Jeff Colter

No. 43, 48
- Position: Defensive back

Personal information
- Born: April 23, 1961 (age 65) Tucson, Arizona, U.S.
- Listed height: 5 ft 10 in (1.78 m)
- Listed weight: 171 lb (78 kg)

Career information
- High school: Amphitheater (Tucson)
- College: Kansas (1980–1983)
- NFL draft: 1984: undrafted

Career history
- Minnesota Vikings (1984); Kansas City Chiefs (1987);
- Stats at Pro Football Reference

= Jeff Colter =

American football player (born 1961)

Jeffrey Colter (born April 23, 1961) is an American former professional football defensive back who played two seasons in the National Football League (NFL) with the Minnesota Vikings and Kansas City Chiefs. He played college football at Kansas.

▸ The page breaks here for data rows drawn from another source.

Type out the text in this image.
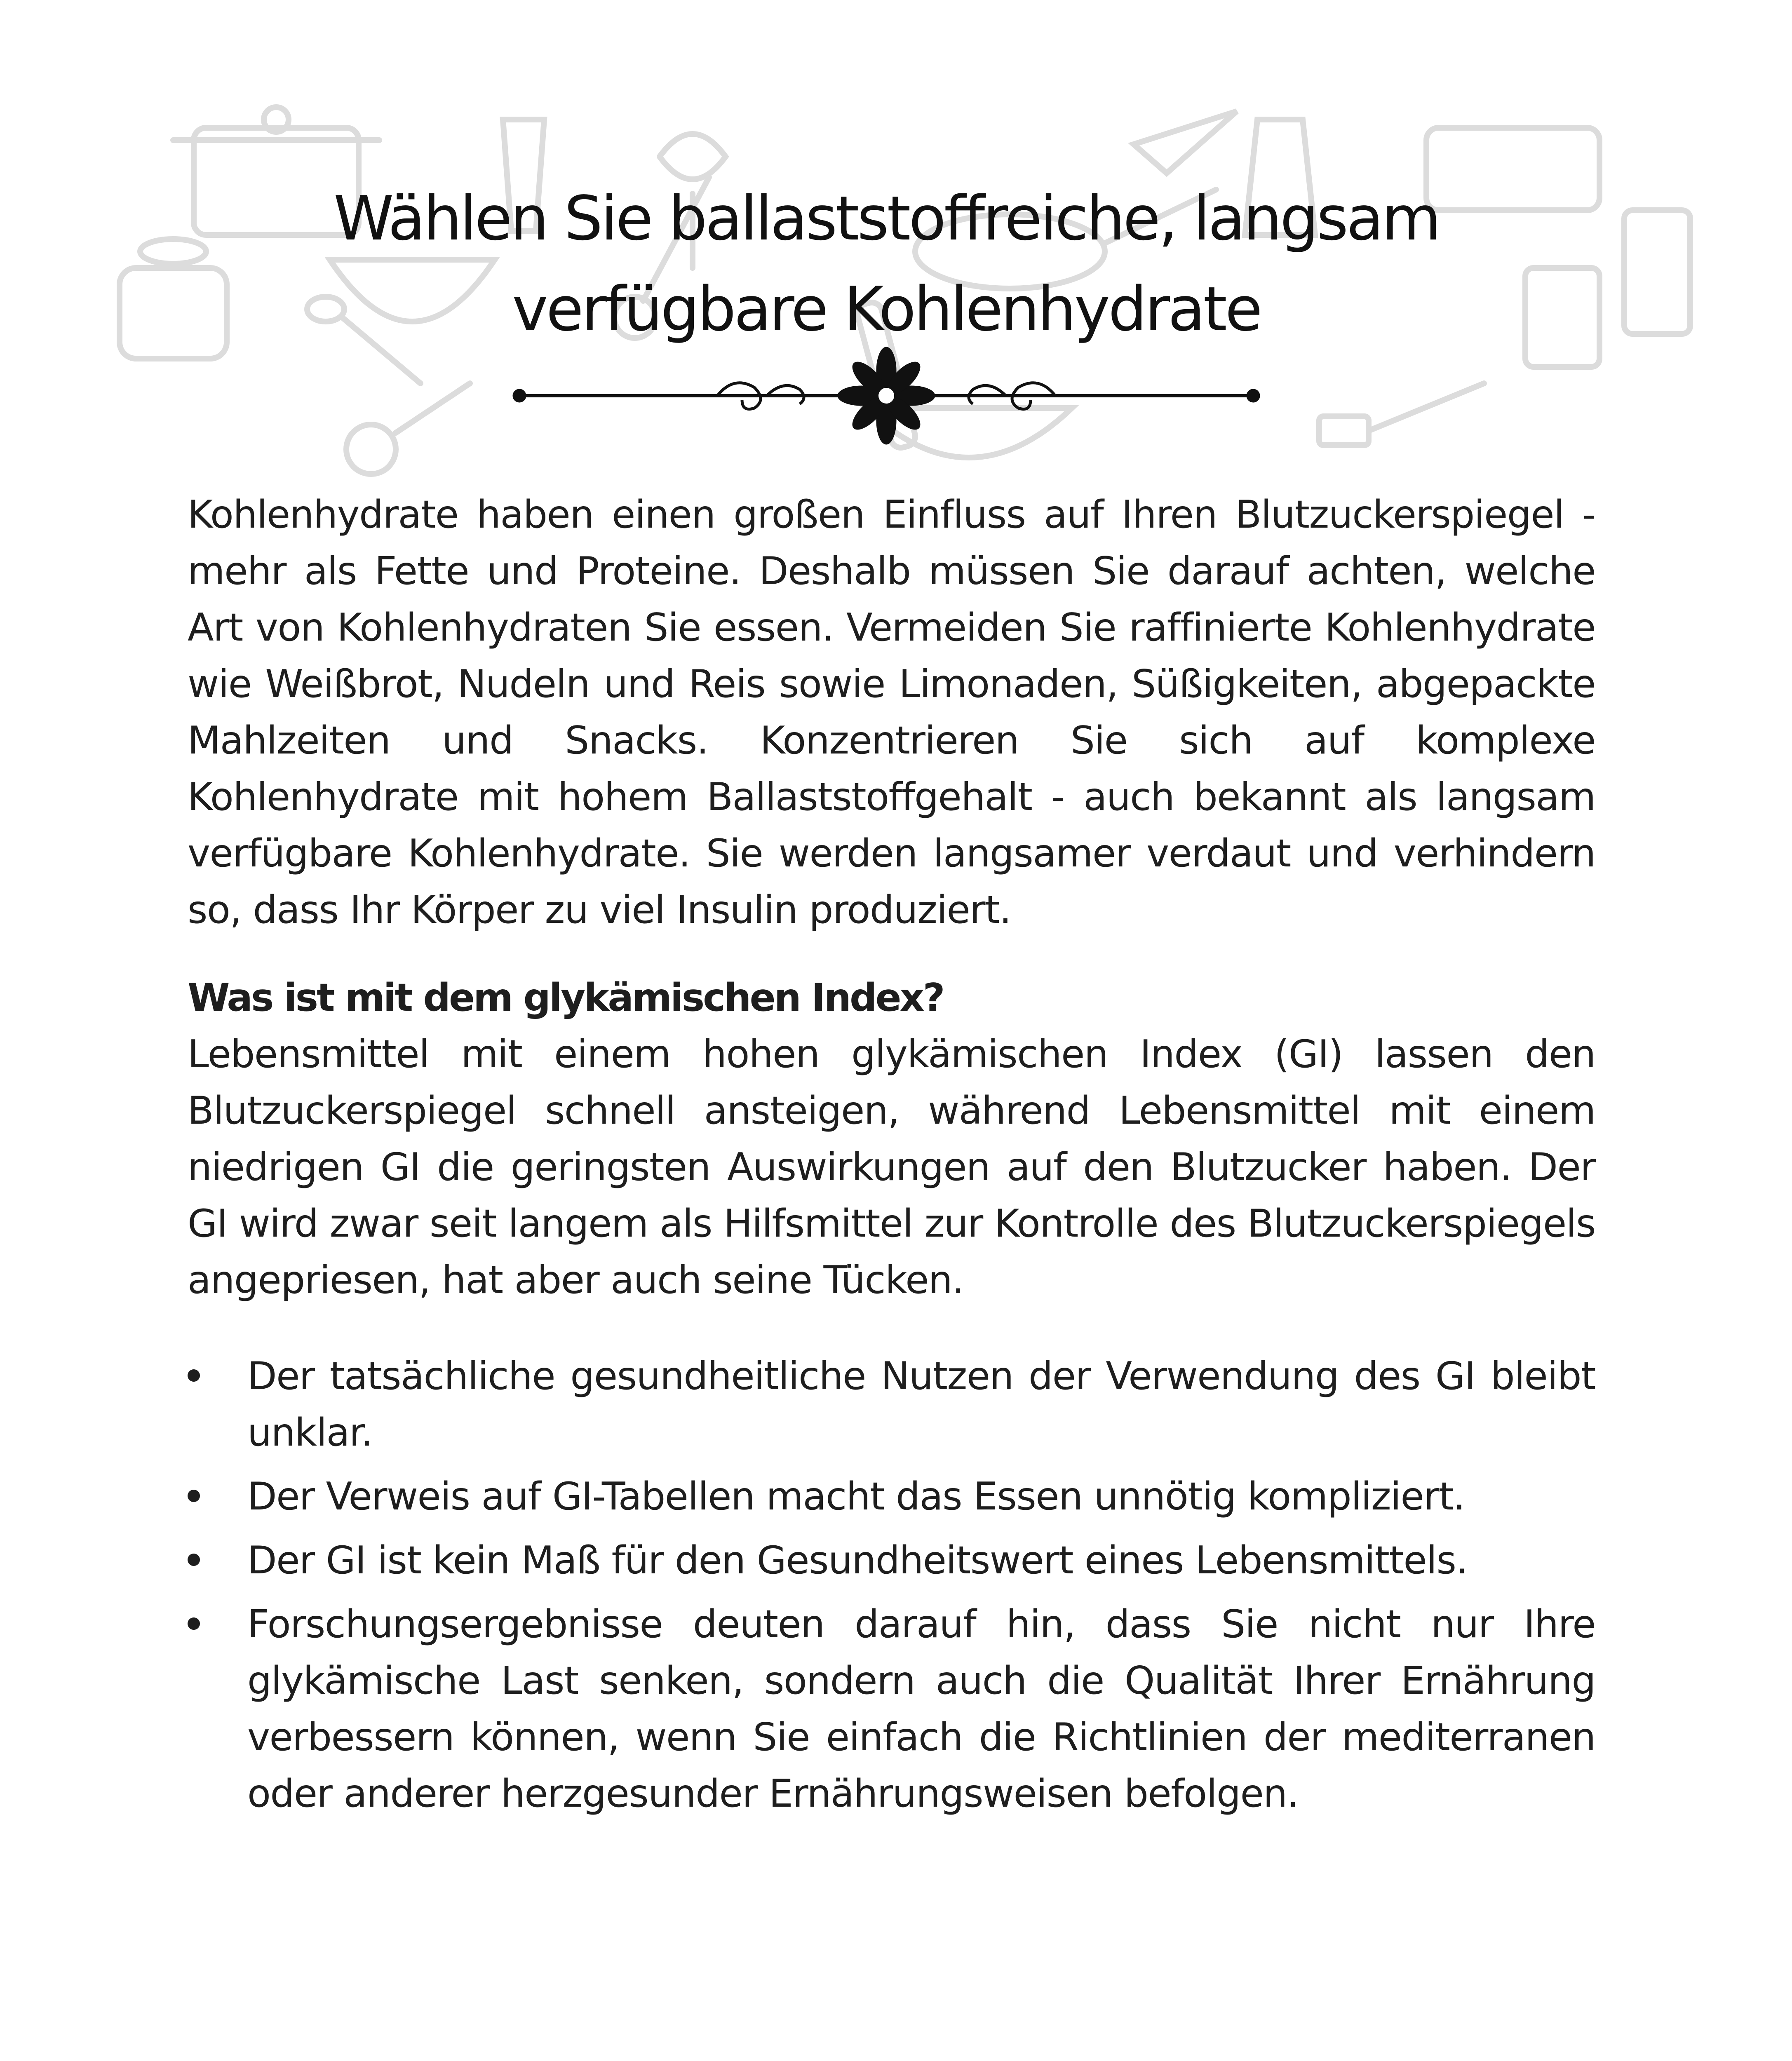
Wählen Sie ballaststoffreiche, langsam
verfügbare Kohlenhydrate

Kohlenhydrate haben einen großen Einfluss auf Ihren Blutzuckerspiegel - mehr als Fette und Proteine. Deshalb müssen Sie darauf achten, welche Art von Kohlenhydraten Sie essen. Vermeiden Sie raffinierte Kohlenhydrate wie Weißbrot, Nudeln und Reis sowie Limonaden, Süßigkeiten, abgepackte Mahlzeiten und Snacks. Konzentrieren Sie sich auf komplexe Kohlenhydrate mit hohem Ballaststoffgehalt - auch bekannt als langsam verfügbare Kohlenhydrate. Sie werden langsamer verdaut und verhindern so, dass Ihr Körper zu viel Insulin produziert.

Was ist mit dem glykämischen Index?

Lebensmittel mit einem hohen glykämischen Index (GI) lassen den Blutzuckerspiegel schnell ansteigen, während Lebensmittel mit einem niedrigen GI die geringsten Auswirkungen auf den Blutzucker haben. Der GI wird zwar seit langem als Hilfsmittel zur Kontrolle des Blutzuckerspiegels angepriesen, hat aber auch seine Tücken.

Der tatsächliche gesundheitliche Nutzen der Verwendung des GI bleibt unklar.
Der Verweis auf GI-Tabellen macht das Essen unnötig kompliziert.
Der GI ist kein Maß für den Gesundheitswert eines Lebensmittels.
Forschungsergebnisse deuten darauf hin, dass Sie nicht nur Ihre glykämische Last senken, sondern auch die Qualität Ihrer Ernährung verbessern können, wenn Sie einfach die Richtlinien der mediterranen oder anderer herzgesunder Ernährungsweisen befolgen.
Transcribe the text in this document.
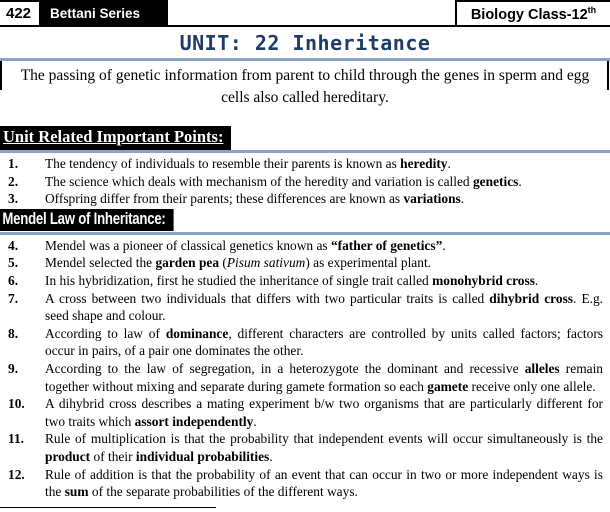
422	Bettani Series	Biology Class-12th
UNIT: 22 Inheritance
The passing of genetic information from parent to child through the genes in sperm and egg cells also called hereditary.
Unit Related Important Points:
1. The tendency of individuals to resemble their parents is known as heredity.
2. The science which deals with mechanism of the heredity and variation is called genetics.
3. Offspring differ from their parents; these differences are known as variations.
Mendel Law of Inheritance:
4. Mendel was a pioneer of classical genetics known as “father of genetics”.
5. Mendel selected the garden pea (Pisum sativum) as experimental plant.
6. In his hybridization, first he studied the inheritance of single trait called monohybrid cross.
7. A cross between two individuals that differs with two particular traits is called dihybrid cross. E.g. seed shape and colour.
8. According to law of dominance, different characters are controlled by units called factors; factors occur in pairs, of a pair one dominates the other.
9. According to the law of segregation, in a heterozygote the dominant and recessive alleles remain together without mixing and separate during gamete formation so each gamete receive only one allele.
10. A dihybrid cross describes a mating experiment b/w two organisms that are particularly different for two traits which assort independently.
11. Rule of multiplication is that the probability that independent events will occur simultaneously is the product of their individual probabilities.
12. Rule of addition is that the probability of an event that can occur in two or more independent ways is the sum of the separate probabilities of the different ways.
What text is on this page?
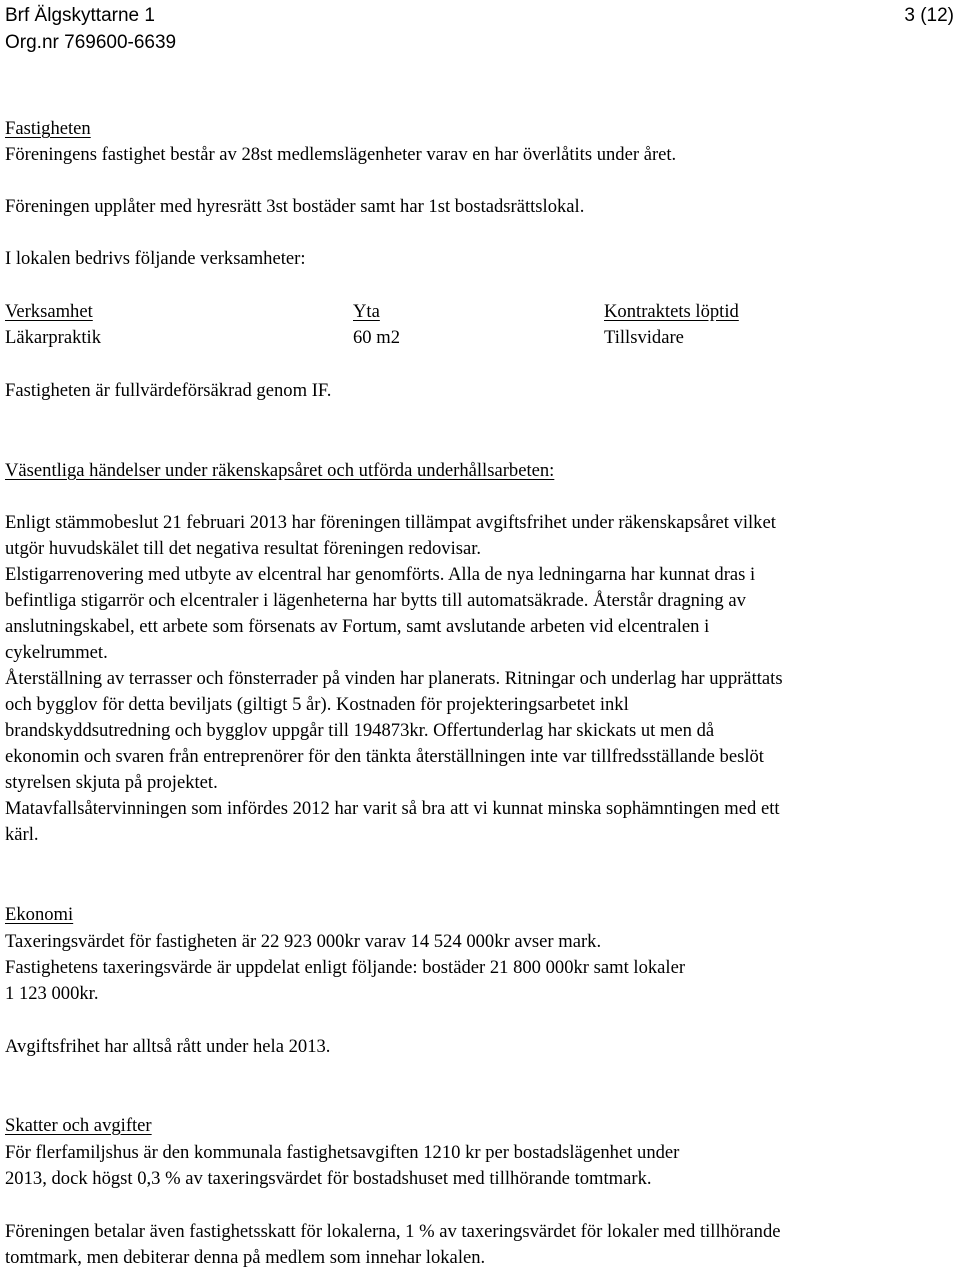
Brf Älgskyttarne 1	3 (12)
Org.nr 769600-6639
Fastigheten
Föreningens fastighet består av 28st medlemslägenheter varav en har överlåtits under året.
Föreningen upplåter med hyresrätt 3st bostäder samt har 1st bostadsrättslokal.
I lokalen bedrivs följande verksamheter:
Verksamhet	Yta	Kontraktets löptid
Läkarpraktik	60 m2	Tillsvidare
Fastigheten är fullvärdeförsäkrad genom IF.
Väsentliga händelser under räkenskapsåret och utförda underhållsarbeten:
Enligt stämmobeslut 21 februari 2013 har föreningen tillämpat avgiftsfrihet under räkenskapsåret vilket
utgör huvudskälet till det negativa resultat föreningen redovisar.
Elstigarrenovering med utbyte av elcentral har genomförts. Alla de nya ledningarna har kunnat dras i
befintliga stigarrör och elcentraler i lägenheterna har bytts till automatsäkrade. Återstår dragning av
anslutningskabel, ett arbete som försenats av Fortum, samt avslutande arbeten vid elcentralen i
cykelrummet.
Återställning av terrasser och fönsterrader på vinden har planerats. Ritningar och underlag har upprättats
och bygglov för detta beviljats (giltigt 5 år). Kostnaden för projekteringsarbetet inkl
brandskyddsutredning och bygglov uppgår till 194873kr. Offertunderlag har skickats ut men då
ekonomin och svaren från entreprenörer för den tänkta återställningen inte var tillfredsställande beslöt
styrelsen skjuta på projektet.
Matavfallsåtervinningen som infördes 2012 har varit så bra att vi kunnat minska sophämntingen med ett
kärl.
Ekonomi
Taxeringsvärdet för fastigheten är 22 923 000kr varav 14 524 000kr avser mark.
Fastighetens taxeringsvärde är uppdelat enligt följande: bostäder 21 800 000kr samt lokaler
1 123 000kr.
Avgiftsfrihet har alltså rått under hela 2013.
Skatter och avgifter
För flerfamiljshus är den kommunala fastighetsavgiften 1210 kr per bostadslägenhet under
2013, dock högst 0,3 % av taxeringsvärdet för bostadshuset med tillhörande tomtmark.
Föreningen betalar även fastighetsskatt för lokalerna, 1 % av taxeringsvärdet för lokaler med tillhörande
tomtmark, men debiterar denna på medlem som innehar lokalen.
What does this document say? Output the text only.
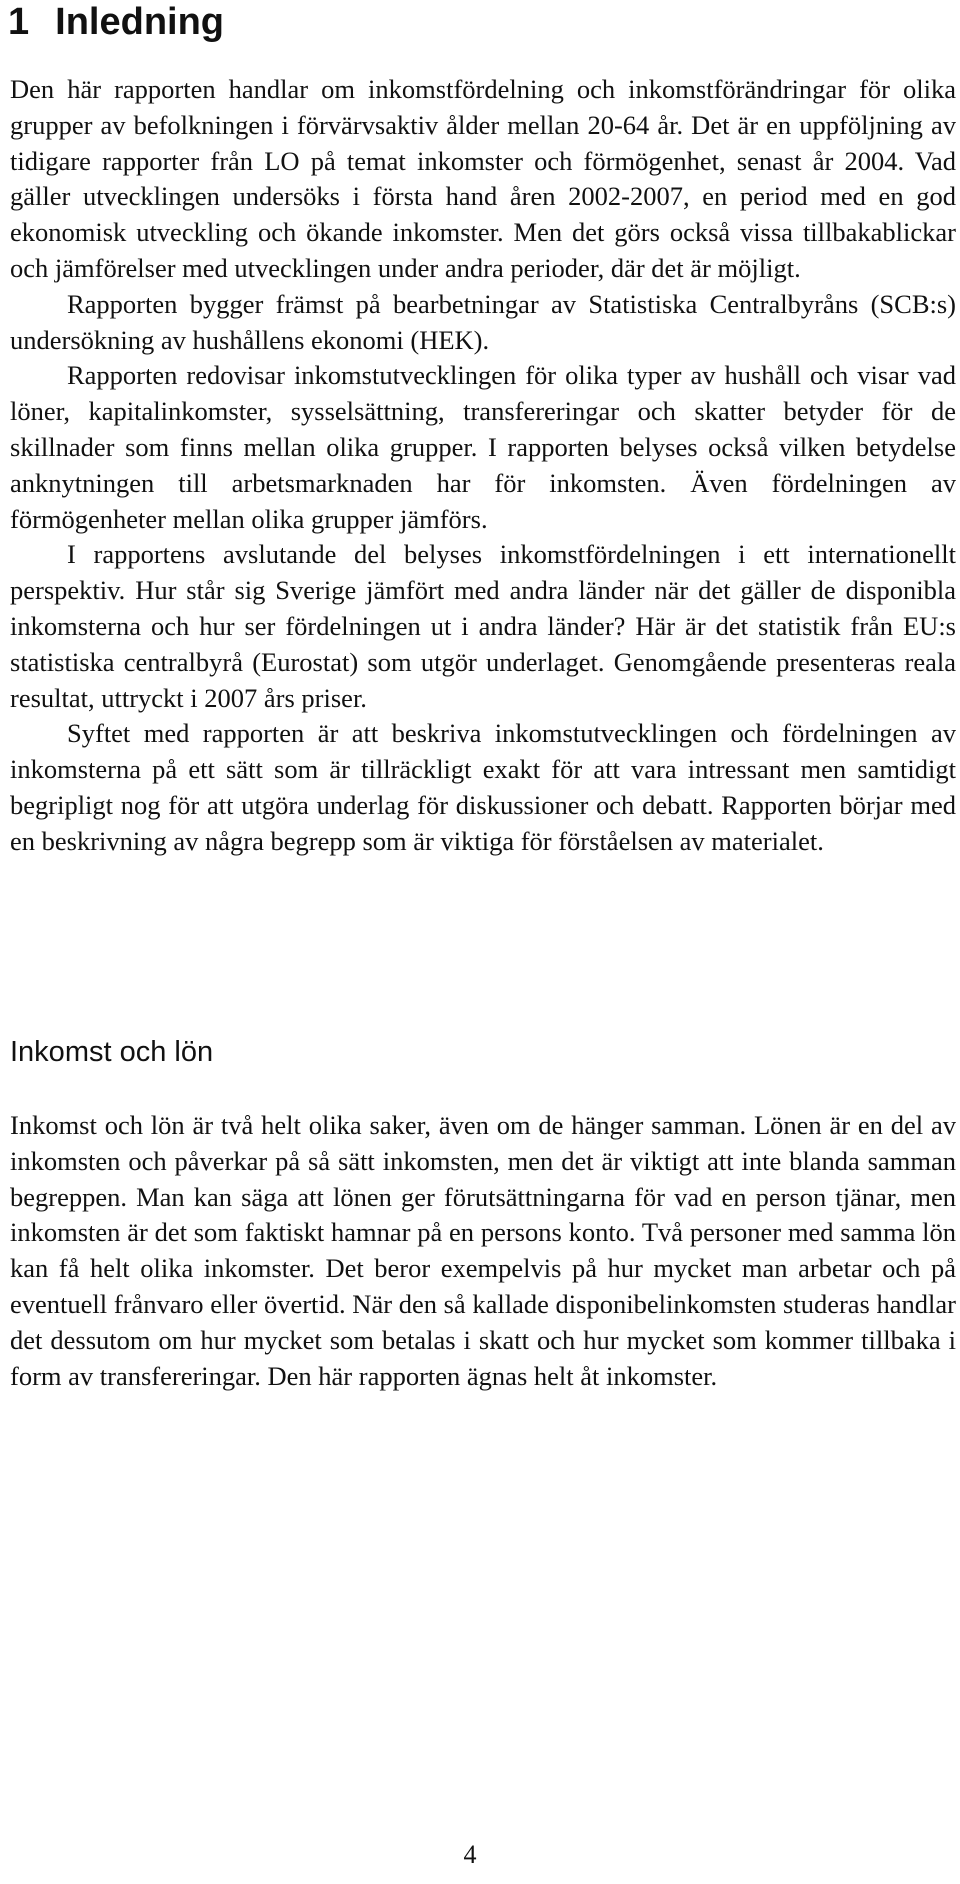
1 Inledning

Den här rapporten handlar om inkomstfördelning och inkomstförändringar för olika grupper av befolkningen i förvärvsaktiv ålder mellan 20-64 år. Det är en uppföljning av tidigare rapporter från LO på temat inkomster och förmögenhet, senast år 2004. Vad gäller utvecklingen undersöks i första hand åren 2002-2007, en period med en god ekonomisk utveckling och ökande inkomster. Men det görs också vissa tillbakablickar och jämförelser med utvecklingen under andra perioder, där det är möjligt.

Rapporten bygger främst på bearbetningar av Statistiska Centralbyråns (SCB:s) undersökning av hushållens ekonomi (HEK).

Rapporten redovisar inkomstutvecklingen för olika typer av hushåll och visar vad löner, kapitalinkomster, sysselsättning, transfereringar och skatter betyder för de skillnader som finns mellan olika grupper. I rapporten belyses också vilken betydelse anknytningen till arbetsmarknaden har för inkomsten. Även fördelningen av förmögenheter mellan olika grupper jämförs.

I rapportens avslutande del belyses inkomstfördelningen i ett internationellt perspektiv. Hur står sig Sverige jämfört med andra länder när det gäller de disponibla inkomsterna och hur ser fördelningen ut i andra länder? Här är det statistik från EU:s statistiska centralbyrå (Eurostat) som utgör underlaget. Genomgående presenteras reala resultat, uttryckt i 2007 års priser.

Syftet med rapporten är att beskriva inkomstutvecklingen och fördelningen av inkomsterna på ett sätt som är tillräckligt exakt för att vara intressant men samtidigt begripligt nog för att utgöra underlag för diskussioner och debatt. Rapporten börjar med en beskrivning av några begrepp som är viktiga för förståelsen av materialet.

Inkomst och lön

Inkomst och lön är två helt olika saker, även om de hänger samman. Lönen är en del av inkomsten och påverkar på så sätt inkomsten, men det är viktigt att inte blanda samman begreppen. Man kan säga att lönen ger förutsättningarna för vad en person tjänar, men inkomsten är det som faktiskt hamnar på en persons konto. Två personer med samma lön kan få helt olika inkomster. Det beror exempelvis på hur mycket man arbetar och på eventuell frånvaro eller övertid. När den så kallade disponibelinkomsten studeras handlar det dessutom om hur mycket som betalas i skatt och hur mycket som kommer tillbaka i form av transfereringar. Den här rapporten ägnas helt åt inkomster.

4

==Early life and college==
Jeffrey Colter was born on April 23, 1961, in Tucson, Arizona, and attended Amphitheater High School in Tucson. He played college football for the Kansas Jayhawks from 1980 to 1983, and was a three-year letterman from 1981 to 1983. He recorded one interception in 1981 and finished third in the Big Eight Conference with six interceptions in 1983.

==Professional career==
After going undrafted in the 1984 NFL draft, Colter signed with the Minnesota Vikings on June 21, 1984. He played in all 16 games for the Vikings during the 1984 season. He was released on August 21, 1985.

He signed with the Kansas City Chiefs during the 1987 NFL players strike on September 23, 1987. He appeared in one game for the Chiefs before being released on October 19, 1987.

==Personal life==
His great nephew, Kain Colter, was also a member of the Vikings.